Koala’s have became an Australian trade mark, cute and cuddly they are often thought of as Koala Bears although they are not. Koalas are marsupials, meaning that their young are born prematurely and carried in the safety of the mothers pouch. They live on Eucalyptus Leaves and live high up in the tree tops of the Gum Tree’s in both North and South of Australia. The main threats for koalas are loss of habitat, cars, fires.
Echidnas and Wombats have similar threats all though they are bottom dwellers living in burrows in Australia’s bush land, they are under constant threats from humans, loss of habitat, fires and car accidents. If you find a sick or injured animal it is important to contact the local wildlife group or authority. Always check a dead animals pouch for any young, if you find someone still in there it will need immediate medical attention and will need to brought to either the local wildlife authority, RSPCA or wildlife sanctuary.
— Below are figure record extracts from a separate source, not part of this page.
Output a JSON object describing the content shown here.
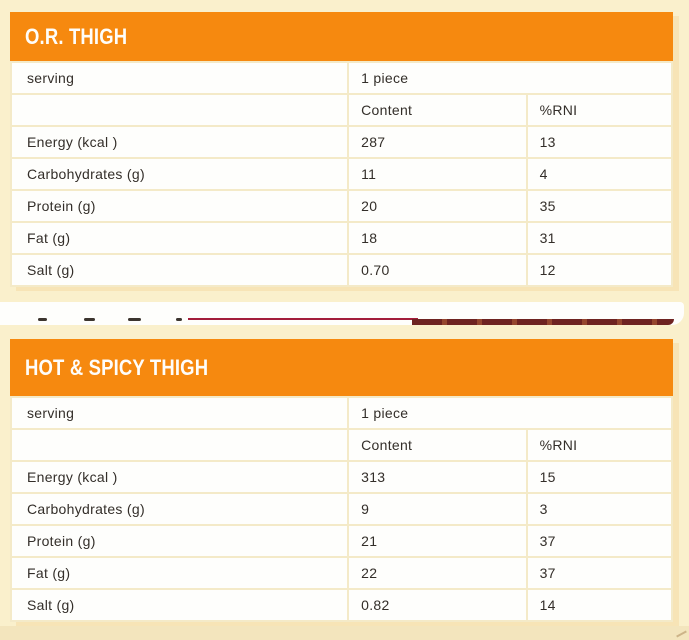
{
  "colors": {
    "background": "#FAF0CC",
    "header_orange": "#F6890F",
    "table_white": "#FEFEFC",
    "grid_line": "#F4EAC8",
    "body_text": "#332E29",
    "title_text": "#FEFDFA",
    "maroon_rule": "#A31D3B",
    "bottom_strip": "#F3E5BD"
  },
  "tables": [
    {
      "title": "O.R. THIGH",
      "serving": {
        "label": "serving",
        "value": "1 piece"
      },
      "columns": {
        "content": "Content",
        "rni": "%RNI"
      },
      "rows": [
        {
          "label": "Energy (kcal )",
          "content": "287",
          "rni": "13"
        },
        {
          "label": "Carbohydrates (g)",
          "content": "11",
          "rni": "4"
        },
        {
          "label": "Protein (g)",
          "content": "20",
          "rni": "35"
        },
        {
          "label": "Fat (g)",
          "content": "18",
          "rni": "31"
        },
        {
          "label": "Salt (g)",
          "content": "0.70",
          "rni": "12"
        }
      ]
    },
    {
      "title": "HOT & SPICY THIGH",
      "serving": {
        "label": "serving",
        "value": "1 piece"
      },
      "columns": {
        "content": "Content",
        "rni": "%RNI"
      },
      "rows": [
        {
          "label": "Energy (kcal )",
          "content": "313",
          "rni": "15"
        },
        {
          "label": "Carbohydrates (g)",
          "content": "9",
          "rni": "3"
        },
        {
          "label": "Protein (g)",
          "content": "21",
          "rni": "37"
        },
        {
          "label": "Fat (g)",
          "content": "22",
          "rni": "37"
        },
        {
          "label": "Salt (g)",
          "content": "0.82",
          "rni": "14"
        }
      ]
    }
  ]
}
The famous Tasmanian Tiger another of Australia’s endangered species was last seen in 1936 and officially declared extinct in 1986. The reasons for this species dropping numbers was indeed humans, farmers and loss of habitat. Now Australian’s have found that the Tasmanian Devil could be facing the same fate, not only do they have the real threats of humans, habitat loss and natural disasters to contend with. The Tasmanian Devil has also come into threat from a facial tumor disease. This disease is fatal and with no current cure, could mean the end of another Australian species.
With more and more Australian Wildlife making the endangered species list each year, it is time for Australians and Australian Tourists to start protecting those who can not protect them selves.